「閻魔大王と地蔵菩薩」
2018.09.01先日森の山まつりが終わりました。今回は台風やゲリラ豪雨にビクビクしながらも、最終日に無事にお焚き上げ(流れ灌頂)が遂行できてホッとしました。
さて、森の山と言えば「地獄絵」ですが、閻魔大王が平面(二次元?)の世界から飛び出し、四年前から「地獄の裁判所」を開廷しております。今年も大盛況でした。「悪いことをしない事」、「うそをつかない事」に重点を置いて裁判?をしています。
閻魔大王は、亡者が死後五週間目(五・七日忌)に会う裁判官です。ここでの取り調べが最も厳しく、もし嘘をついても、「浄玻璃(じょうはり)の鏡」に罪が映ります。地獄絵の中では、鏡に生前民家に火を放った罪が映し出されています。
地獄行きが決まってしまった亡者たちは、様々な責め苦を受けることになります。生前の罪の深さで八つの大きな地獄に分けられ、罪の重さに応じて、厳しい責め苦がどんどん追加されていきます。地獄では死ねないので、亡者たちは次に生まれ変わるまで、この苦しみを継続して受けなければなりません。

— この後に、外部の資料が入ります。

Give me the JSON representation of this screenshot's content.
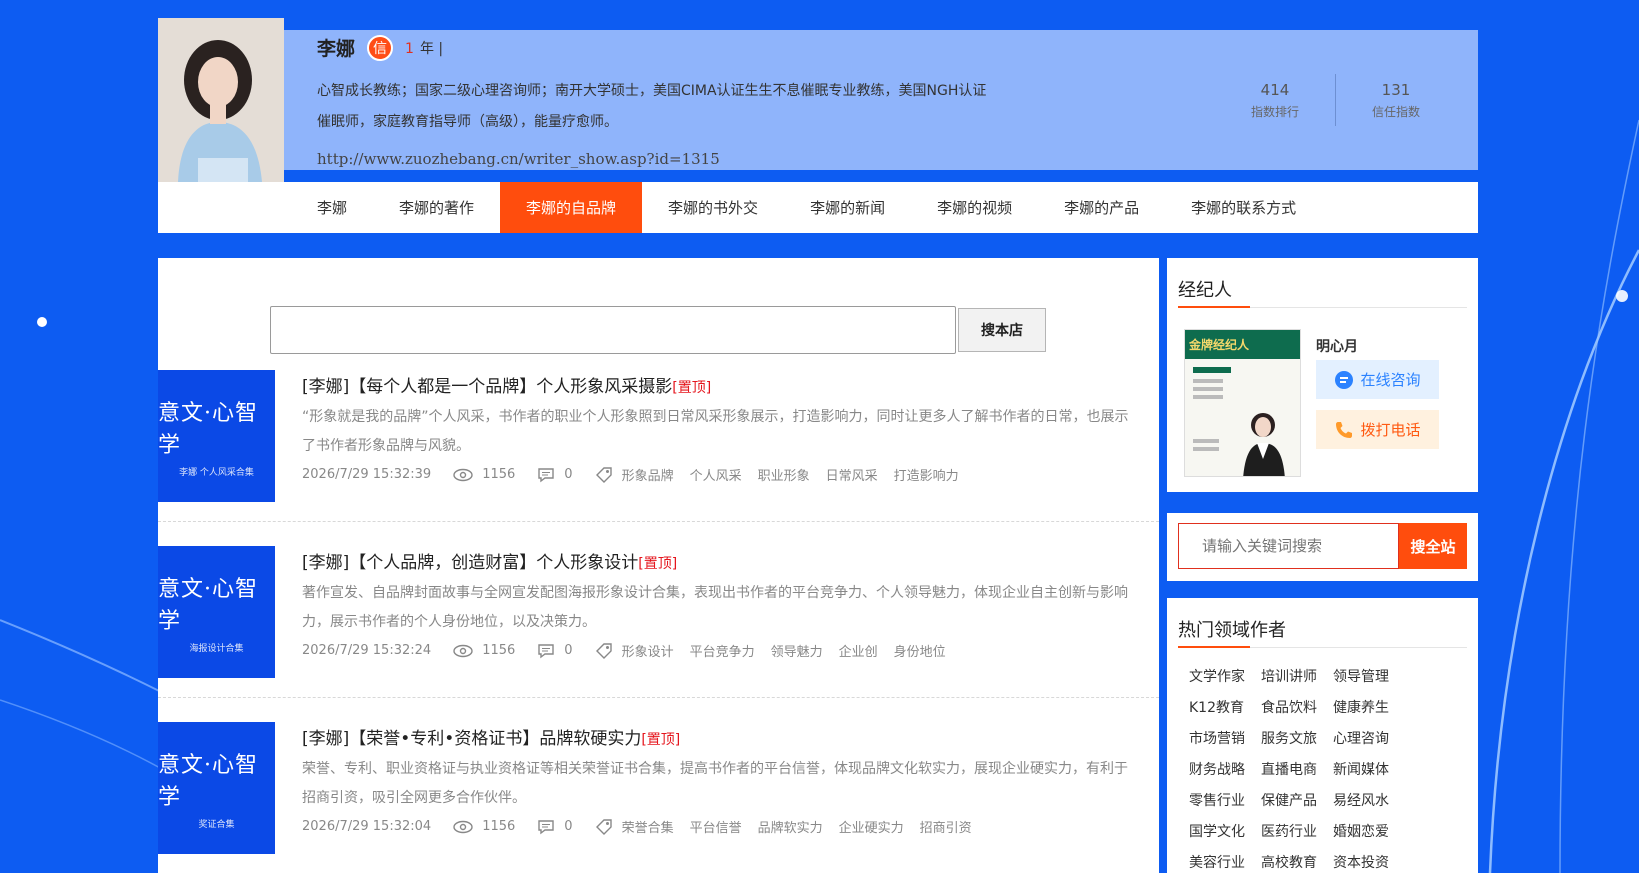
{
  "author": {
    "name": "李娜",
    "badge": "信",
    "years_num": "1",
    "years_suffix": "年 |",
    "bio": "心智成长教练；国家二级心理咨询师；南开大学硕士，美国CIMA认证生生不息催眠专业教练，美国NGH认证催眠师，家庭教育指导师（高级），能量疗愈师。",
    "url": "http://www.zuozhebang.cn/writer_show.asp?id=1315",
    "stats": [
      {
        "value": "414",
        "label": "指数排行"
      },
      {
        "value": "131",
        "label": "信任指数"
      }
    ]
  },
  "nav": {
    "items": [
      "李娜",
      "李娜的著作",
      "李娜的自品牌",
      "李娜的书外交",
      "李娜的新闻",
      "李娜的视频",
      "李娜的产品",
      "李娜的联系方式"
    ],
    "active_index": 2
  },
  "store_search": {
    "placeholder": "",
    "button": "搜本店"
  },
  "articles": [
    {
      "thumb_title": "意文·心智学",
      "thumb_sub": "李娜 个人风采合集",
      "title": "[李娜]【每个人都是一个品牌】个人形象风采摄影",
      "top_tag": "[置顶]",
      "desc": "“形象就是我的品牌”个人风采，书作者的职业个人形象照到日常风采形象展示，打造影响力，同时让更多人了解书作者的日常，也展示了书作者形象品牌与风貌。",
      "date": "2026/7/29 15:32:39",
      "views": "1156",
      "comments": "0",
      "tags": [
        "形象品牌",
        "个人风采",
        "职业形象",
        "日常风采",
        "打造影响力"
      ]
    },
    {
      "thumb_title": "意文·心智学",
      "thumb_sub": "海报设计合集",
      "title": "[李娜]【个人品牌，创造财富】个人形象设计",
      "top_tag": "[置顶]",
      "desc": "著作宣发、自品牌封面故事与全网宣发配图海报形象设计合集，表现出书作者的平台竞争力、个人领导魅力，体现企业自主创新与影响力，展示书作者的个人身份地位，以及决策力。",
      "date": "2026/7/29 15:32:24",
      "views": "1156",
      "comments": "0",
      "tags": [
        "形象设计",
        "平台竞争力",
        "领导魅力",
        "企业创",
        "身份地位"
      ]
    },
    {
      "thumb_title": "意文·心智学",
      "thumb_sub": "奖证合集",
      "title": "[李娜]【荣誉•专利•资格证书】品牌软硬实力",
      "top_tag": "[置顶]",
      "desc": "荣誉、专利、职业资格证与执业资格证等相关荣誉证书合集，提高书作者的平台信誉，体现品牌文化软实力，展现企业硬实力，有利于招商引资，吸引全网更多合作伙伴。",
      "date": "2026/7/29 15:32:04",
      "views": "1156",
      "comments": "0",
      "tags": [
        "荣誉合集",
        "平台信誉",
        "品牌软实力",
        "企业硬实力",
        "招商引资"
      ]
    }
  ],
  "agent": {
    "section_title": "经纪人",
    "cover_title": "金牌经纪人",
    "name": "明心月",
    "consult": "在线咨询",
    "call": "拨打电话"
  },
  "site_search": {
    "placeholder": "请输入关键词搜索",
    "button": "搜全站"
  },
  "hot": {
    "title": "热门领域作者",
    "items": [
      "文学作家",
      "培训讲师",
      "领导管理",
      "K12教育",
      "食品饮料",
      "健康养生",
      "市场营销",
      "服务文旅",
      "心理咨询",
      "财务战略",
      "直播电商",
      "新闻媒体",
      "零售行业",
      "保健产品",
      "易经风水",
      "国学文化",
      "医药行业",
      "婚姻恋爱",
      "美容行业",
      "高校教育",
      "资本投资"
    ]
  },
  "colors": {
    "page_bg": "#0d5cf2",
    "accent": "#ff4d0d",
    "top_tag": "#e5151d",
    "profile_band": "#8fb4fb"
  }
}
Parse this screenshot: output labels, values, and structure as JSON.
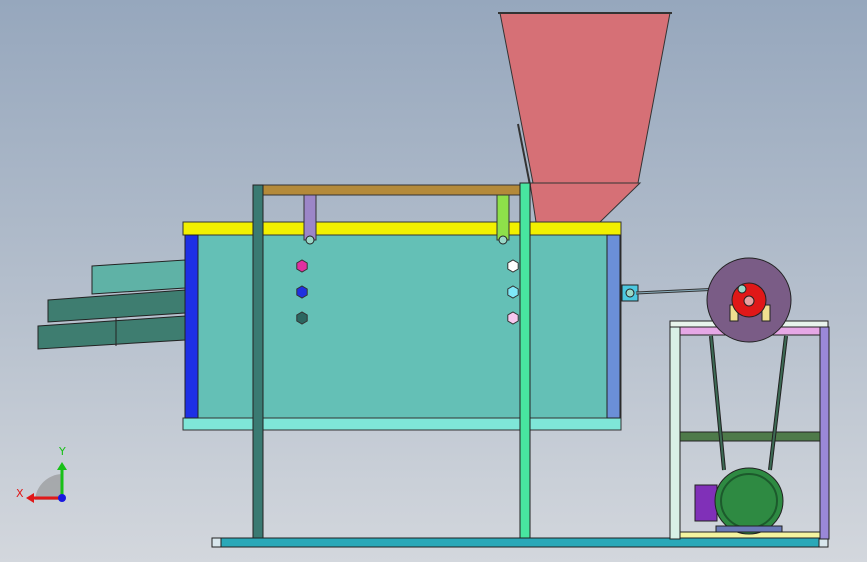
{
  "triad": {
    "x_label": "X",
    "y_label": "Y"
  },
  "colors": {
    "hopper": "#d67076",
    "drum_body": "#64c0b6",
    "top_rail": "#f2f000",
    "bottom_rail": "#7fe6d8",
    "left_cap": "#1d2fe6",
    "right_cap": "#6b8fd8",
    "frame_post_left": "#3a7a72",
    "frame_post_right": "#48e6a0",
    "top_beam": "#b48a3a",
    "base_rail": "#2aa8b8",
    "hanger_left": "#9c86c8",
    "hanger_right": "#8ee04a",
    "chute_light": "#5fb2a6",
    "chute_dark": "#3e7d70",
    "pulley": "#7a5c86",
    "crank": "#e01818",
    "motor": "#2e8a42",
    "motor_cap": "#8030b8",
    "stand_frame": "#d8f0e6",
    "stand_top": "#e6a8e6",
    "stand_shelf": "#4e7a4a",
    "stand_side": "#9a88d8",
    "belt": "#3c6a54",
    "axis_x": "#e01818",
    "axis_y": "#18c018",
    "axis_z": "#1818e0"
  },
  "bolts_left": [
    "#e030a0",
    "#2030e0",
    "#2c6660"
  ],
  "bolts_right": [
    "#ffffff",
    "#80e8f8",
    "#f8c8f0"
  ]
}
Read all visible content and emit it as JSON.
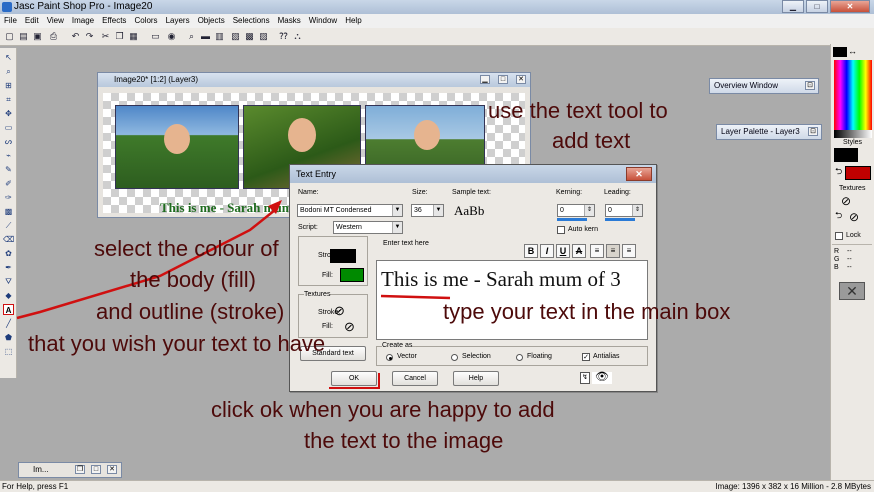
{
  "window": {
    "title": "Jasc Paint Shop Pro - Image20",
    "min_glyph": "▁",
    "max_glyph": "□",
    "close_glyph": "✕"
  },
  "menu": [
    "File",
    "Edit",
    "View",
    "Image",
    "Effects",
    "Colors",
    "Layers",
    "Objects",
    "Selections",
    "Masks",
    "Window",
    "Help"
  ],
  "image_window": {
    "title": "Image20* [1:2] (Layer3)",
    "caption": "This is me - Sarah mum of 3"
  },
  "panels": {
    "overview": "Overview Window",
    "layer_palette": "Layer Palette - Layer3"
  },
  "right_panel": {
    "styles_label": "Styles",
    "textures_label": "Textures",
    "lock_label": "Lock",
    "r_label": "R",
    "g_label": "G",
    "b_label": "B",
    "r_value": "--",
    "g_value": "--",
    "b_value": "--",
    "foreground_color": "#000000",
    "background_color": "#c00000"
  },
  "dialog": {
    "title": "Text Entry",
    "close_glyph": "✕",
    "name_label": "Name:",
    "name_value": "Bodoni MT Condensed",
    "size_label": "Size:",
    "size_value": "36",
    "sample_label": "Sample text:",
    "sample_value": "AaBb",
    "kerning_label": "Kerning:",
    "kerning_value": "0",
    "leading_label": "Leading:",
    "leading_value": "0",
    "script_label": "Script:",
    "script_value": "Western",
    "auto_kern_label": "Auto kern",
    "stroke_label": "Stroke:",
    "fill_label": "Fill:",
    "stroke_color": "#000000",
    "fill_color": "#008a00",
    "textures_label": "Textures",
    "texture_stroke_label": "Stroke:",
    "texture_fill_label": "Fill:",
    "standard_text_label": "Standard text",
    "enter_text_label": "Enter text here",
    "entered_text": "This is me - Sarah mum of 3",
    "bold_glyph": "B",
    "italic_glyph": "I",
    "underline_glyph": "U",
    "strike_glyph": "A",
    "create_as_label": "Create as",
    "vector_label": "Vector",
    "selection_label": "Selection",
    "floating_label": "Floating",
    "antialias_label": "Antialias",
    "ok_label": "OK",
    "cancel_label": "Cancel",
    "help_label": "Help"
  },
  "annotations": {
    "tool_line1": "use the text tool to",
    "tool_line2": "add text",
    "colour_line1": "select the colour of",
    "colour_line2": "the body (fill)",
    "colour_line3": "and outline (stroke)",
    "colour_line4": "that you wish your text to have",
    "type_text": "type your text in the main box",
    "ok_line1": "click ok when you are happy to add",
    "ok_line2": "the text to the image"
  },
  "minimized_window": {
    "title": "Im..."
  },
  "status": {
    "help": "For Help, press F1",
    "image_info": "Image: 1396 x 382 x 16 Million - 2.8 MBytes"
  },
  "colors": {
    "annotation": "#4d0a0a",
    "arrow": "#d01010",
    "caption": "#1f6b1f",
    "workspace": "#ababab"
  }
}
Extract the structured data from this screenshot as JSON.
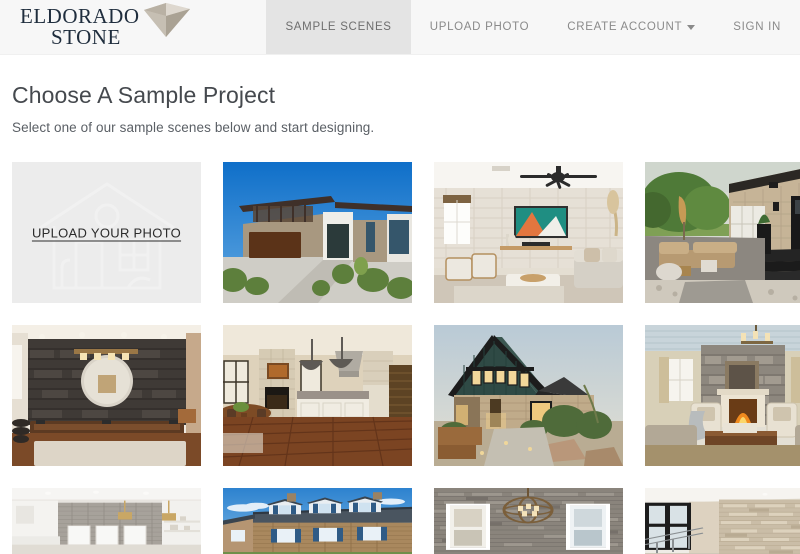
{
  "brand": {
    "word_top": "ELDORADO",
    "word_bottom": "STONE",
    "trademark": "®",
    "gem_color": "#c9c1b6",
    "text_color": "#1f2d3d"
  },
  "nav": {
    "items": [
      {
        "label": "SAMPLE SCENES",
        "active": true,
        "has_caret": false
      },
      {
        "label": "UPLOAD PHOTO",
        "active": false,
        "has_caret": false
      },
      {
        "label": "CREATE ACCOUNT",
        "active": false,
        "has_caret": true
      },
      {
        "label": "SIGN IN",
        "active": false,
        "has_caret": false
      }
    ],
    "active_bg": "#e4e4e4",
    "header_bg": "#f7f7f7"
  },
  "page": {
    "title": "Choose A Sample Project",
    "subtitle": "Select one of our sample scenes below and start designing."
  },
  "upload_tile": {
    "label": "UPLOAD YOUR PHOTO",
    "icon": "house-outline-icon",
    "background": "#ececec"
  },
  "scenes": [
    {
      "name": "modern-home-exterior",
      "description": "Modern two-story home exterior with stone veneer, brown garage door and blue sky",
      "sky": "#1f7fd4",
      "stone": "#b6a692",
      "accent": "#6b3c21"
    },
    {
      "name": "white-stone-living-room",
      "description": "Living room with white stacked stone accent wall, black ceiling fan and mounted TV",
      "sky": "#f2efe9",
      "stone": "#e8e3da",
      "accent": "#2e2e2e"
    },
    {
      "name": "stone-patio-exterior",
      "description": "Outdoor patio with tan stone house, black door and steps, wicker seating and trees",
      "sky": "#cfd9c8",
      "stone": "#cbbda4",
      "accent": "#22201e"
    },
    {
      "name": "dark-stone-game-room",
      "description": "Game room with dark stacked stone wall, round mirror, linear light and pool table",
      "sky": "#efece7",
      "stone": "#4a4440",
      "accent": "#5b3620"
    },
    {
      "name": "open-kitchen-great-room",
      "description": "Open kitchen and great room with white island, dark pendants, wood floors and stone fireplace",
      "sky": "#e9dfcf",
      "stone": "#d8cbb6",
      "accent": "#7a4a24"
    },
    {
      "name": "farmhouse-exterior-dusk",
      "description": "Modern farmhouse with dark green board-and-batten siding and tan stone base at dusk",
      "sky": "#c9d4dc",
      "stone": "#c2ad8e",
      "accent": "#2f4a45"
    },
    {
      "name": "traditional-fireplace-room",
      "description": "Traditional living room with gray stone fireplace wall, chandelier and cream armchairs",
      "sky": "#e3e6e9",
      "stone": "#9a948c",
      "accent": "#b8a98c"
    },
    {
      "name": "gray-brick-kitchen",
      "description": "Bright kitchen with gray brick wall, white cabinets, pendant lights and open shelving",
      "sky": "#f4f3f1",
      "stone": "#a6a29c",
      "accent": "#c8a96a"
    },
    {
      "name": "colonial-stone-house",
      "description": "Colonial stone house with dormer windows, blue shutters and blue sky",
      "sky": "#3f8fd6",
      "stone": "#a8855f",
      "accent": "#2c4a6e"
    },
    {
      "name": "gray-stone-dining-wall",
      "description": "Gray ledge stone wall with orb chandelier flanked by two windows",
      "sky": "#efefee",
      "stone": "#868079",
      "accent": "#7a5c3a"
    },
    {
      "name": "light-stone-entry-wall",
      "description": "Light stacked stone wall with black framed windows and staircase railing",
      "sky": "#f0ece6",
      "stone": "#c8bca9",
      "accent": "#1d1d1d"
    }
  ]
}
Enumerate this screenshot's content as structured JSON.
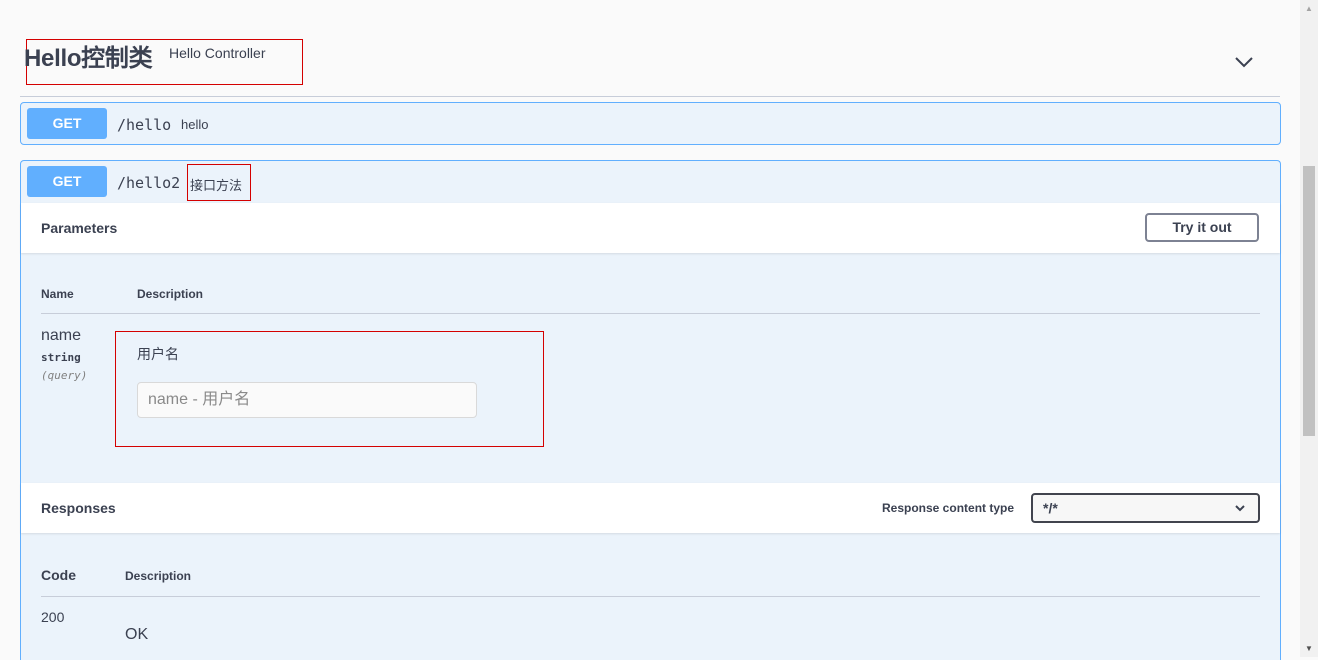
{
  "tag": {
    "title": "Hello控制类",
    "description": "Hello Controller",
    "toggle_icon": "chevron-down-icon"
  },
  "operations": [
    {
      "method": "GET",
      "path": "/hello",
      "summary": "hello"
    },
    {
      "method": "GET",
      "path": "/hello2",
      "summary": "接口方法"
    }
  ],
  "parameters": {
    "title": "Parameters",
    "try_label": "Try it out",
    "col_name": "Name",
    "col_description": "Description",
    "items": [
      {
        "name": "name",
        "type": "string",
        "in": "(query)",
        "description": "用户名",
        "placeholder": "name - 用户名"
      }
    ]
  },
  "responses": {
    "title": "Responses",
    "content_type_label": "Response content type",
    "content_type_value": "*/*",
    "col_code": "Code",
    "col_description": "Description",
    "items": [
      {
        "code": "200",
        "description": "OK"
      }
    ]
  },
  "colors": {
    "get_method": "#61affe",
    "opblock_bg": "#ebf3fb",
    "highlight_border": "#d40000"
  }
}
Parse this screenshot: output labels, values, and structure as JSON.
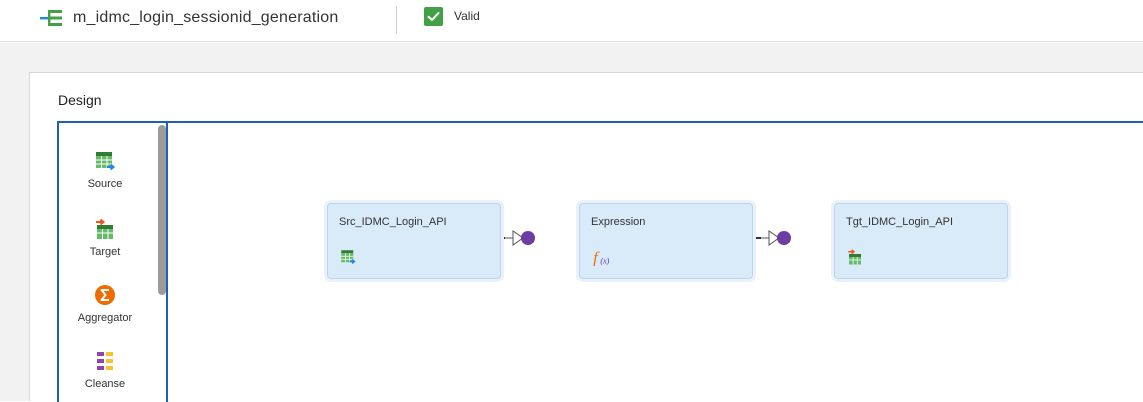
{
  "header": {
    "title": "m_idmc_login_sessionid_generation",
    "status": "Valid",
    "status_color": "#43a047",
    "icon": "mapping-icon"
  },
  "design": {
    "title": "Design",
    "accent_color": "#1f5fb8"
  },
  "palette": {
    "items": [
      {
        "label": "Source",
        "icon": "source-icon"
      },
      {
        "label": "Target",
        "icon": "target-icon"
      },
      {
        "label": "Aggregator",
        "icon": "aggregator-icon"
      },
      {
        "label": "Cleanse",
        "icon": "cleanse-icon"
      }
    ]
  },
  "canvas": {
    "nodes": [
      {
        "label": "Src_IDMC_Login_API",
        "icon": "source-icon"
      },
      {
        "label": "Expression",
        "icon": "expression-icon"
      },
      {
        "label": "Tgt_IDMC_Login_API",
        "icon": "target-icon"
      }
    ],
    "node_fill": "#d9eaf9",
    "link_color": "#6a3ea1"
  }
}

地獄絵で一ヶ所だけ、他と趣が違う絵があります。小さな子ども達がたくさんいる「賽の河原」です。彼らは事故や病気で死んでしまった子達です。親より先に死んでしまった不幸な罪ということで、ここに来てしまうそうです。ここでは子ども達は、詠いながら石を積んでいます。
「一重組んでは父のため 二重組んでは母のため 三重組んではふるさとの 兄弟我身と回向して 昼は独りで遊べども 日も入り相いのその頃は 地獄の鬼が現れて やれ汝らは何をする 娑婆に残りし父母は 追善供養の勤めなく(ただ明け暮れの嘆きには 酷や可哀や不憫やと)親の嘆きは汝らの 苦患を受くる種となる」(地蔵和讃)
鬼がやってきて、せっかく子ども達が積んだ石の塔を崩してしまいます。子ども達はそれでも、父や母にもう一度会えると信じて石を積み続けるのです。
賽の河原の子ども達の様子を見て、不憫に思ったのが地蔵菩薩です。
「汝ら命短かくて 冥土の旅に来るなり 娑婆と冥土はほど遠し 我を冥土の父母と 思うて明け暮れ頼めよ」(地蔵和讃)
地蔵菩薩は子ども達を、平和な地へと連れていってくれるのでした。
実はこの地蔵菩薩、驚くことに閻魔王の化身(本地仏)と云われています。地獄への恐怖の裁判官として名高い閻魔王ですが、地獄にあっては、子どもや亡者を救済する慈悲の菩薩でもあるのです。ですからどの地獄絵にも、閻魔王と地蔵菩薩が必ず登場しています。